If local communities want development because they see the benefit of employment, activities and better public services, then let’s do everything we can as a region to ensure they get it. But if those same communities are satisfied with their current circumstances, happy with the level of public ser­vice and want to retain qualities that may be compromised by growth, then as a region we have to be equally committed to protecting their values.

1 Subpart 1-Purpose of Local Government, Local Government Act 2002.

(1) The purpose of local government is—

(a) to enable democratic local decision-making and action by, and on behalf of, communities1

I believe that local democracy means more than just electing representatives to make decisions on behalf of residents. I believe it means local decisions being made by local communities. And more than that, I believe that this is the best way to govern, the best way to lead and the best way to deliver Auck­landers the Auckland they want. By engaging local communities right from the start and understanding their needs and expectations of their townships, neighbourhoods and local areas, we can make better decisions than any planner or politician.

We can get residents excited about the huge opportunity the Unitary Plan offers to develop their local town, park, neighbourhood and suburb. We can get people enthusiastic to engage in local decision making. We can make our communities stronger, better and more liveable. But we have to empower those residents and businesses that comprise our local communities and we have to have faith in our people. I am going to lead a revolution in local decision making in Auckland.


I I am going to revise the Unitary Plan and the process by which it is developed. In my first week as May­or I will initiate a new process to engage local communities. I am going to hand responsibility over to local boards to manage engagement processes and develop individual, fit for purpose plans for each of our distinctive suburbs, centres and neighbourhoods. Local resident and business associations, working collaboratively with local boards, will be responsible for developing their own vision for their local area and then working with Council technical experts to work out how we can best accommodate our region’s many aspirations and desires.

I will make the Unitary Plan development process an iterative one. As the vision for our local communities is revised by those communities, I will direct Council officials to provide expert technical advice on where we have capacity for growth in our region and where environmental, infrastructure or other constraints preventing it. As community plans evolve, I will feed in technical information so that communities un­derstand the costs and the impacts of their decisions. Together we can harness the Council’s technical expertise with resident’s local expertise to attain the best development outcome for our region. This doesn’t have to be a litigious or confrontational process.
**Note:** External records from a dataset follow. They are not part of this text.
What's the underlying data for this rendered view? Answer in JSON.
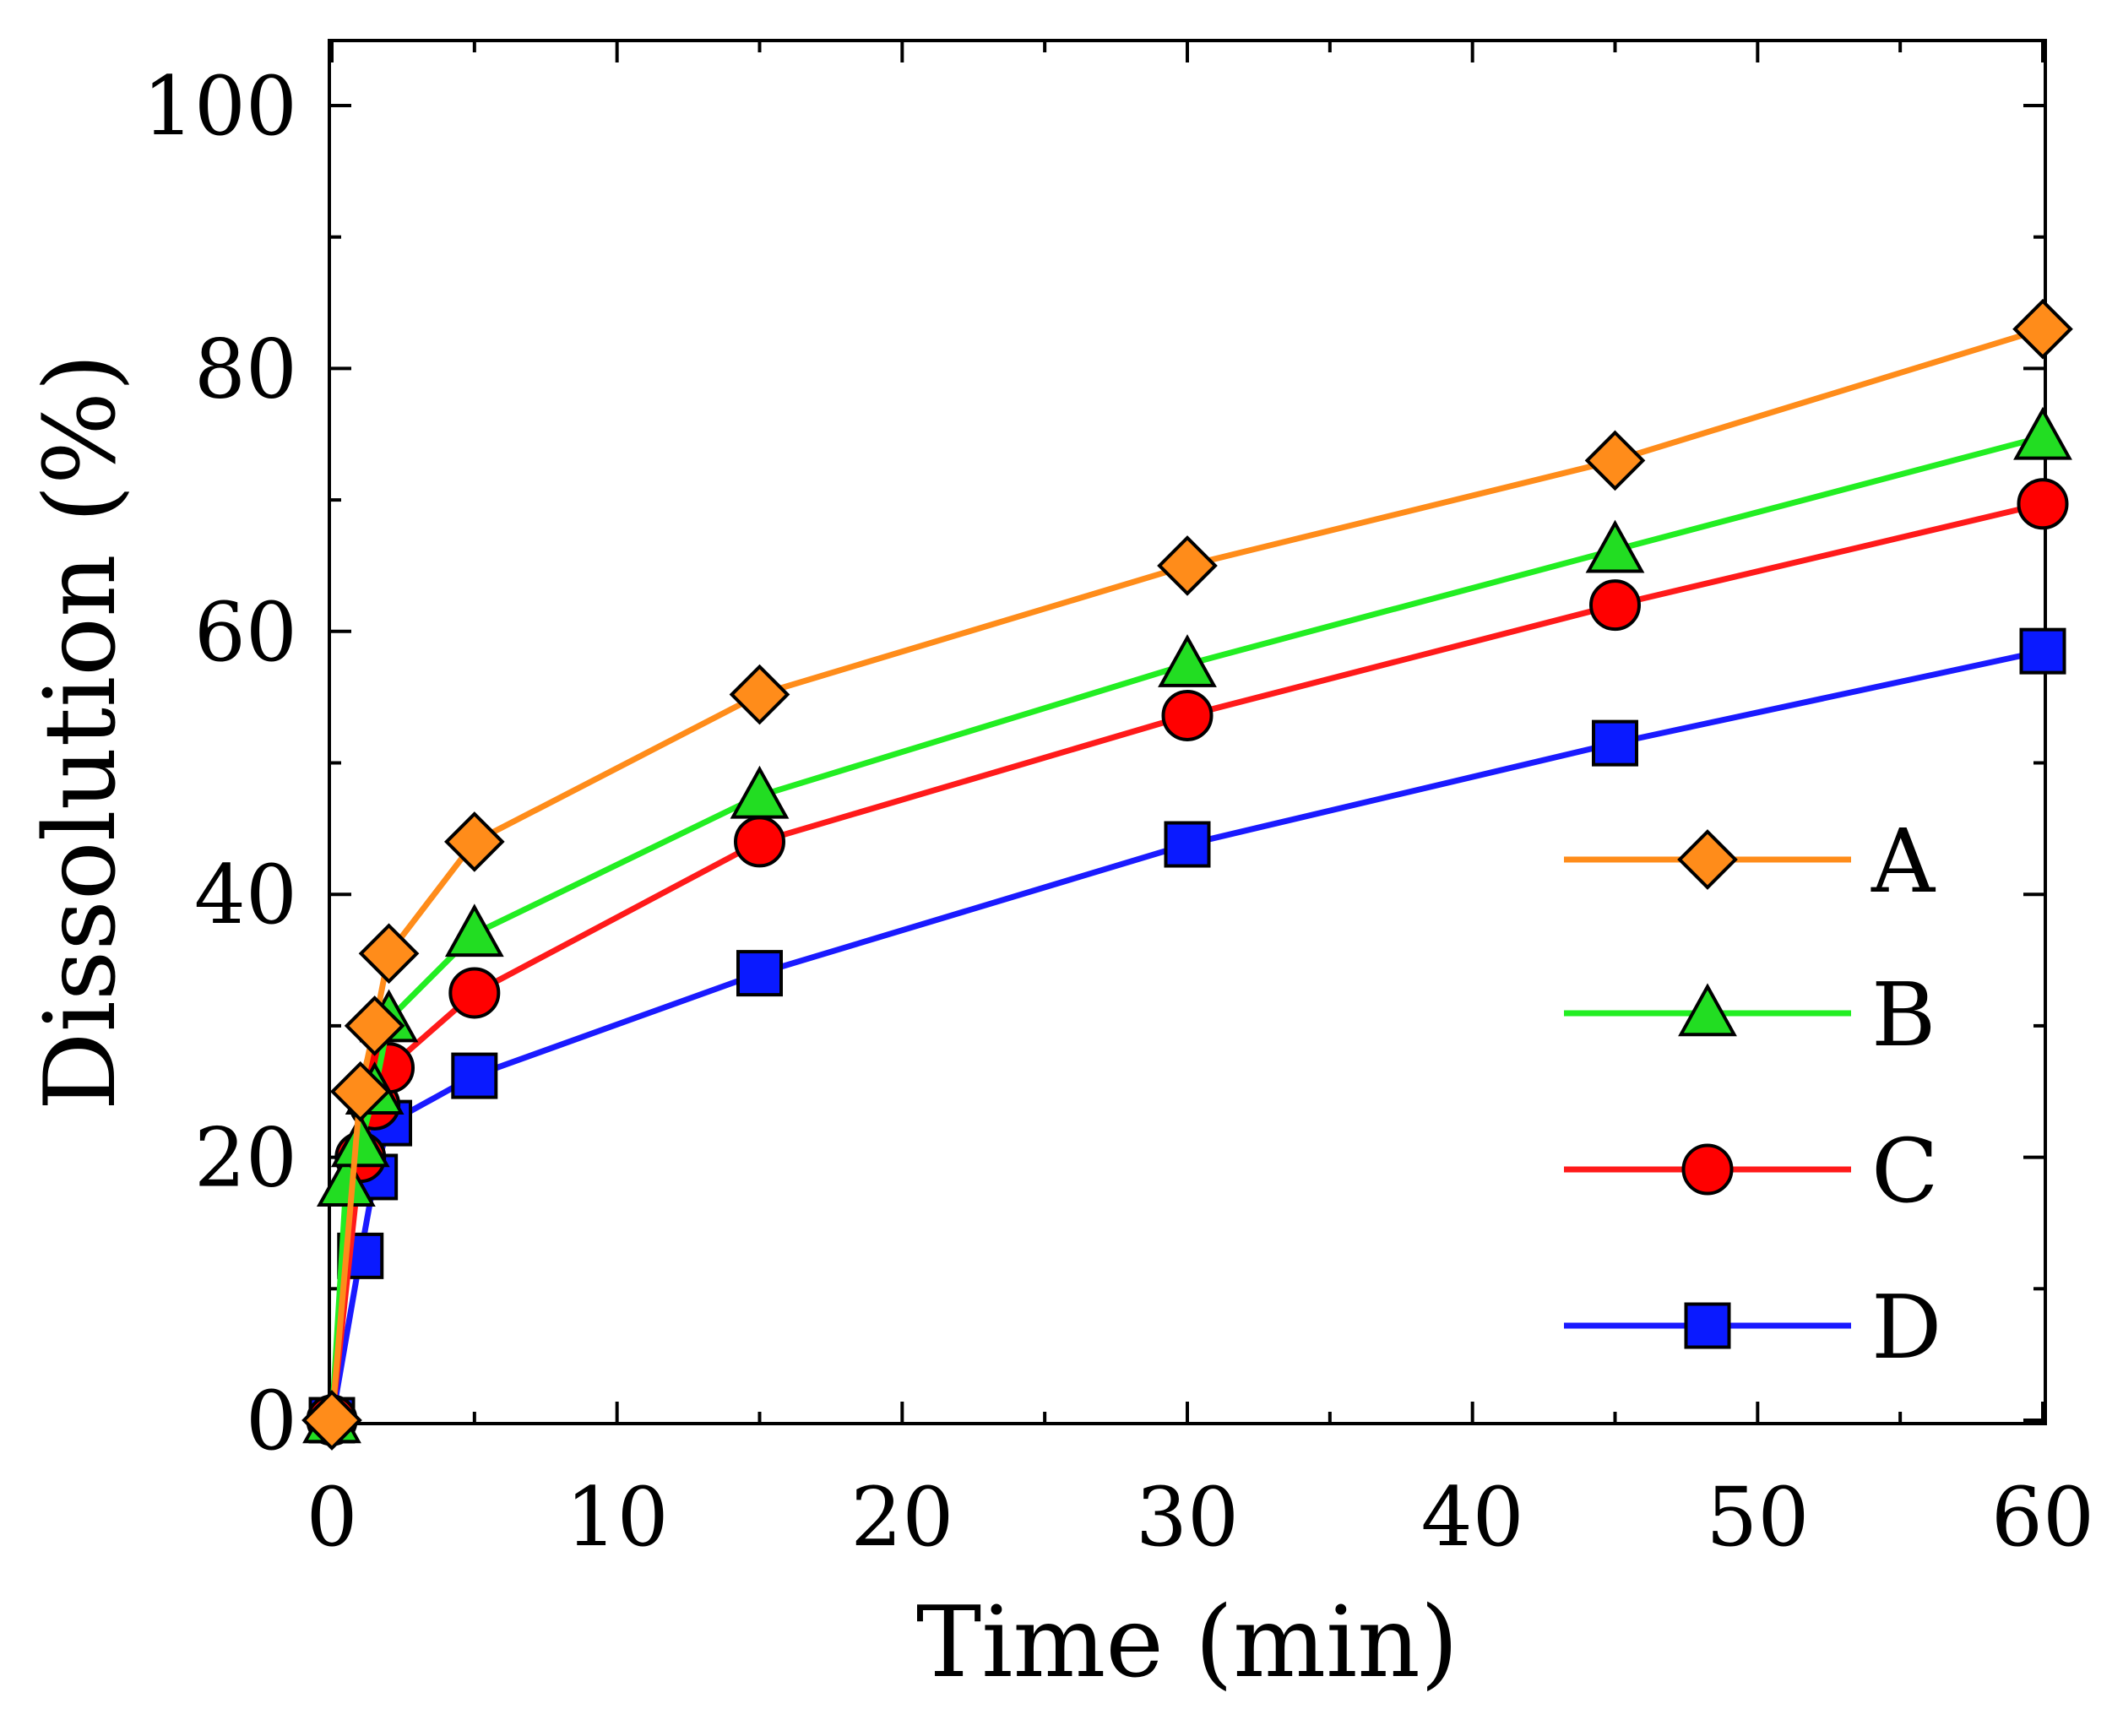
{
  "chart_data": {
    "type": "line",
    "title": "",
    "xlabel": "Time (min)",
    "ylabel": "Dissolution (%)",
    "xlim": [
      0,
      60
    ],
    "ylim": [
      0,
      100
    ],
    "xticks": [
      0,
      10,
      20,
      30,
      40,
      50,
      60
    ],
    "xtick_labels": [
      "0",
      "10",
      "20",
      "30",
      "40",
      "50",
      "60"
    ],
    "yticks": [
      0,
      20,
      40,
      60,
      80,
      100
    ],
    "ytick_labels": [
      "0",
      "20",
      "40",
      "60",
      "80",
      "100"
    ],
    "grid": false,
    "legend_position": "right",
    "series": [
      {
        "name": "A",
        "color": "#ff8c1a",
        "marker": "diamond",
        "marker_color": "#ff8c1a",
        "x": [
          0,
          1,
          1.5,
          2,
          5,
          15,
          30,
          45,
          60
        ],
        "values": [
          0,
          25,
          30,
          35.5,
          44,
          55.2,
          65,
          73,
          83
        ]
      },
      {
        "name": "B",
        "color": "#22ee22",
        "marker": "triangle",
        "marker_color": "#22dd22",
        "x": [
          0,
          0.5,
          1,
          1.5,
          2,
          5,
          15,
          30,
          45,
          60
        ],
        "values": [
          0,
          18,
          21,
          25,
          30.5,
          37,
          47.5,
          57.5,
          66.2,
          74.8
        ]
      },
      {
        "name": "C",
        "color": "#ff1a1a",
        "marker": "circle",
        "marker_color": "#ff0000",
        "x": [
          0,
          1,
          1.5,
          2,
          5,
          15,
          30,
          45,
          60
        ],
        "values": [
          0,
          20,
          24,
          26.8,
          32.5,
          44,
          53.6,
          62,
          69.7
        ]
      },
      {
        "name": "D",
        "color": "#1a1aff",
        "marker": "square",
        "marker_color": "#0a1aff",
        "x": [
          0,
          1,
          1.5,
          2,
          5,
          15,
          30,
          45,
          60
        ],
        "values": [
          0,
          12.5,
          18.5,
          22.6,
          26.2,
          34,
          43.8,
          51.5,
          58.5
        ]
      }
    ]
  }
}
And as we develop the Unitary Plan together, I’m going to investigate phasing growth. The current prac­tice of permitting growth to accommodate 30 years of development from day one is going to result in rapid redevelopment of some communities beyond their expectation and leave others waiting for op­portunities. Our infrastructure will not be able to cope in the first instance and in the second we will have capacity sitting idle, wasting limited Council resources. I’m going to channel growth into areas where there is local support and capacity, when there is local support and capacity.

We have three years from notification to get the Unitary Plan right. We must complete the Plan in that time to give our residents and businesses certainty about their property and rights. I am committed to giving our businesses confidence and getting agreement around how Auckland develops. I believe in the people of Auckland and I believe that we can work together to seize the opportunity created by the Unitary plan.